Trevor Phillips

Diary – 26 April 2008

Trevor Phillips debates immigration and follows Chelsea in Europe

issue 26 April 2008

It’s Powell week. I am due to speak at the site of his infamous ‘rivers of blood’ speech on Sunday, a rather clever idea dreamed up by my colleagues at the Equality and Human Rights Commission, Kamal Ahmed and Patrick Diamond. I must admit I had initial reservations about the proposal. After all, I am a serious public official, and among our breed the idea of speaking in plain English to the Great British Public about things that actually bother them has never found much favour. However, I can see the value of trying to kick-start a new debate about immigration. We are no longer the country of colonial immigration into which I was born. The real migration issue today is economic — how we ride the tidal wave of talented people which is sweeping across the globe. Other nations are cherry-picking the best while we fret over whether we can ‘afford’ more immigrants. The truth is that if we don’t compete, our grandchildren will curse us for leaving them to survive in an economic backwater called Britain unless, that is, they can get work permits to the world’s dominant economies — China, India, Brazil, Australia and the USA.

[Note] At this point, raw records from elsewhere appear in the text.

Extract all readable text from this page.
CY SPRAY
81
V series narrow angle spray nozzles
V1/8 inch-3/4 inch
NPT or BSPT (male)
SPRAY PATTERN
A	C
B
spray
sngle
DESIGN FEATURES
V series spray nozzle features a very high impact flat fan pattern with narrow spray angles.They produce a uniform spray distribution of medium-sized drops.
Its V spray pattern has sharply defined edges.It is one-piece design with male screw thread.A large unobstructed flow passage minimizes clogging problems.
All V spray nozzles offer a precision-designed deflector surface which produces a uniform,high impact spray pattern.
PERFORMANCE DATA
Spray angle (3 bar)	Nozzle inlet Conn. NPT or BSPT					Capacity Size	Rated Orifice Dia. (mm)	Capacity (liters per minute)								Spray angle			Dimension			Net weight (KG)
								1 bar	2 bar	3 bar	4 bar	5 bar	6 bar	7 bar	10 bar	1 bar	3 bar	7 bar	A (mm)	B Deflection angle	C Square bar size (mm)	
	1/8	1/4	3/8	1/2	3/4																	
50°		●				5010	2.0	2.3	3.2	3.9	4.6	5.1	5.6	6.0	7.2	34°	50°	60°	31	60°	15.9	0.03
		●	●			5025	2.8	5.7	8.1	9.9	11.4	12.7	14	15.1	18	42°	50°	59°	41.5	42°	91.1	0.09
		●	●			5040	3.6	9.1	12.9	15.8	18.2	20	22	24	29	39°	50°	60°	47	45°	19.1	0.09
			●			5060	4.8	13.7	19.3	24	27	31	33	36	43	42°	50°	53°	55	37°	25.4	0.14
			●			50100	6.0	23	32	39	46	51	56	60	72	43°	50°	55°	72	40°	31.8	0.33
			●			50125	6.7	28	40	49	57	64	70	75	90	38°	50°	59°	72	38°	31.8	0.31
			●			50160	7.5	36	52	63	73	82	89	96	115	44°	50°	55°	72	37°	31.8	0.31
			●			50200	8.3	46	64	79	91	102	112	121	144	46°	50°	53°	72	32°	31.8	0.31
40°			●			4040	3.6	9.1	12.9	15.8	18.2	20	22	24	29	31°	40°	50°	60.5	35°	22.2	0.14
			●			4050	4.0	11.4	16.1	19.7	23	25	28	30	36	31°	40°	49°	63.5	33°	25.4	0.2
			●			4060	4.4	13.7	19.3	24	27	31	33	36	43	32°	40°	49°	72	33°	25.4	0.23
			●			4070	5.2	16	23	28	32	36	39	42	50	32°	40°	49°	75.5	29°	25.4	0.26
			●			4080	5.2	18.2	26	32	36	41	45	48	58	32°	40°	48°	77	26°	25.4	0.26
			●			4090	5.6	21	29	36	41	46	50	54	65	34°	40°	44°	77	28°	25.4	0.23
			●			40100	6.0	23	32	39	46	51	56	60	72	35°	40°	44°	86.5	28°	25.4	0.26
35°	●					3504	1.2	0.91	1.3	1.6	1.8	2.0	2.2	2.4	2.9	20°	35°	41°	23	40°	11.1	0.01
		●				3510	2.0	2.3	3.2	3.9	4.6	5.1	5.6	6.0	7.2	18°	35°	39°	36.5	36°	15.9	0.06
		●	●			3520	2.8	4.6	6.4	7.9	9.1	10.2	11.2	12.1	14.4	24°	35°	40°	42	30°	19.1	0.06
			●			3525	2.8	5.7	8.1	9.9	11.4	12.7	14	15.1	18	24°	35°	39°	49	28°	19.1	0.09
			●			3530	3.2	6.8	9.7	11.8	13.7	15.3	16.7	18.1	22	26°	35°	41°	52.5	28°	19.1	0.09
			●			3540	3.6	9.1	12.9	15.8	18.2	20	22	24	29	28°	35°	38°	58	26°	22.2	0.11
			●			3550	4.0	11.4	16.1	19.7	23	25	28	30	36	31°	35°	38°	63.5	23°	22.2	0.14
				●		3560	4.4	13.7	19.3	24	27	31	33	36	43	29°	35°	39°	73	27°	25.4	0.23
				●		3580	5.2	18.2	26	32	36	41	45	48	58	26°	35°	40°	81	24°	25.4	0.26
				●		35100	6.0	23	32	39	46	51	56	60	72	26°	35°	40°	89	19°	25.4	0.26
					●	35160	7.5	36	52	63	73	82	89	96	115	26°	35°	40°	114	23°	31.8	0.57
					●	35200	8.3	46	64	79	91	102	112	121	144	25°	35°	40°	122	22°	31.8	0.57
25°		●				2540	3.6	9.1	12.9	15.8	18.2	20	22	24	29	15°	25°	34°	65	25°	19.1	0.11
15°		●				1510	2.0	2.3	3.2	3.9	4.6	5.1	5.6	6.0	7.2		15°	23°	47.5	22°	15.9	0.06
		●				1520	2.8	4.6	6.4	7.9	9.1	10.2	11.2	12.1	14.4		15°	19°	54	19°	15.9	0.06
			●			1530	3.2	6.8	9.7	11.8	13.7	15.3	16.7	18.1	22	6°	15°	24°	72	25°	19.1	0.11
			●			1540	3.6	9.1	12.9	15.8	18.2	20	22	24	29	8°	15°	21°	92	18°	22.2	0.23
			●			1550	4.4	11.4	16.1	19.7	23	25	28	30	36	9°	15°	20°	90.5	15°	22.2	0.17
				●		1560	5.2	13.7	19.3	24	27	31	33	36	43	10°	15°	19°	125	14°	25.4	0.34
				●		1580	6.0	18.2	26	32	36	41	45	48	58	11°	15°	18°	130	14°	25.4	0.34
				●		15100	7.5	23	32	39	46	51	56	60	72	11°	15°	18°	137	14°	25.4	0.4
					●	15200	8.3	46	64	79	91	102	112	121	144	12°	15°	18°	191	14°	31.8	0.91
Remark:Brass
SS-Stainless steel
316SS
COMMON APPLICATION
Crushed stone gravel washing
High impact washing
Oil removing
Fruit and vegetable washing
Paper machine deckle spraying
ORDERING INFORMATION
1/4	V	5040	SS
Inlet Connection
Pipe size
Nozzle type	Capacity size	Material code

I reflect on all this as I sit on the platform at the annual meeting of the gay rights pressure group, Stonewall. The QEII Conference Centre hall is packed, not with stereotypical Village People lookalikes, but earnest folk from Britain’s biggest companies, worrying about how to make sure that their companies gets their hands on the so-called ‘pink pound’, a billion-plus bonus that Ben Summerskill, the organisation’s chief executive, has deployed brilliantly. My guess is that most of the 300 or so people listening to me aren’t lesbian or gay at all, but just see this diversity thing as good business. The man from the Royal Bank of Scotland, who is middle-aged, and what our red-tops would describe as a ‘family man’, i.e.